Es war nicht bei der halben Tasse Blut geblieben. Vermutlich erwachte ich auch deswegen nicht in meinem Bett, sondern in einem meiner Ohrensessel. Wobei meine Beine über eine der Armlehnen hingen und ich den Hinterkopf an eines der Sesselohren gelehnt hatte. Ich rieb mir die Augen, gähnte und streckte mich. Dann machte ich mich auf den Weg vom Wohnzimmer ins Bad. Dabei kam ich direkt an der Tanne vorbei und schimpfte vor mich hin, als ich barfuß in eine Scherbe trat. Scheinbar hatte Henry nicht alle von ihnen erwischt.

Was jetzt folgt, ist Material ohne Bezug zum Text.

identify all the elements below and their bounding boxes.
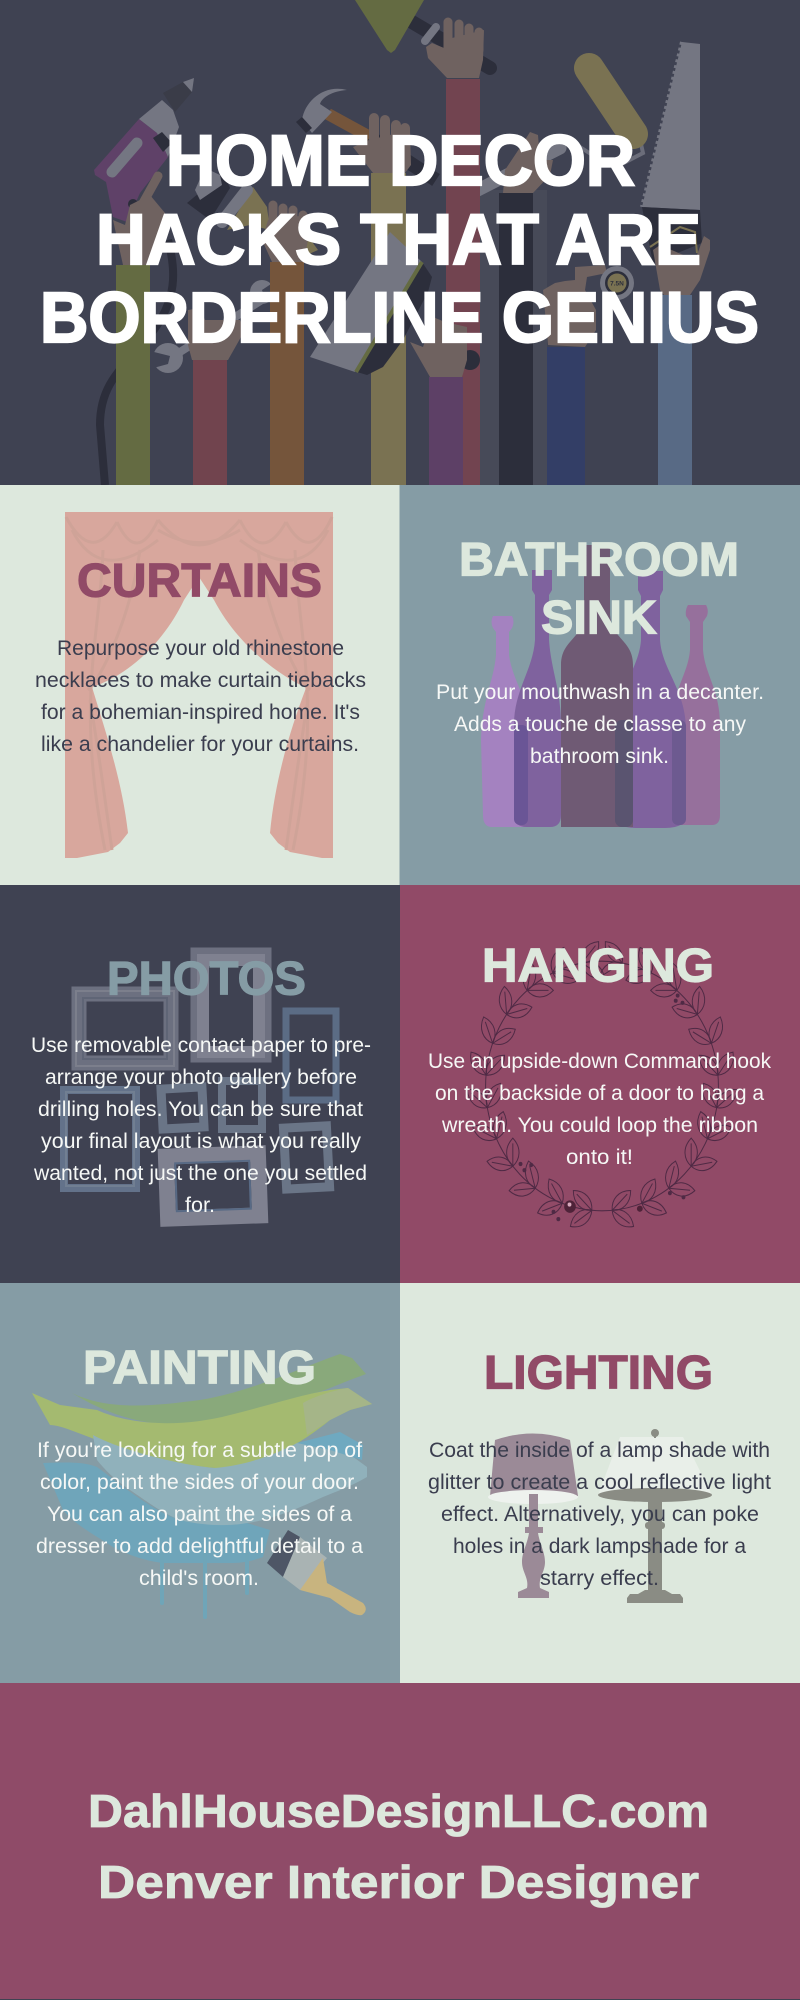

Erst, als ich wieder aus dem Bad heraus kam, bemerkte ich, dass die Lichterkette brannte. Hatte ich die gestern noch eingesteckt? Mein Blick wanderte den Baum hinauf. Mein Mund blieb dabei offen stehen. Ich wusste, dass ich unter dem Einfluss von Dämonenblut manchmal richtig seltsame Dinge tat, aber den Baum fertig schmücken? Wie hatte ich das überhaupt hinbekommen? War ich geflogen? Bei meiner Spannweite unwahrscheinlich.
Und welche Geschichte sollte ich Henry erzählen? Dass ich kleines Ding den Küchentisch alleine hierher und wieder zurück in die Küche geschleppt hatte? Dass ich die Katzen dazu dressiert hatte? Ich schüttelte den Kopf. Vermutlich wäre es besser, wenn ich einfach nicht hier war, wenn sie kam.
Die Erkenntnis kam zu spät. Noch bevor ich Zeit gehabt hatte, zu verschwinden, konnte ich hören, wie der Schlüssel im Schlüsselloch der Haustüre gedreht wurde. Kurz dachte ich darüber nach, einfach aus dem Fenster zu flüchten. Doch zu meinem Entsetzen hatte es begonnen zu schneien. Eingesperrt im Weihnachts-Horror-Haus. Ich hätte meinen Urlaub wirklich nicht besser legen können.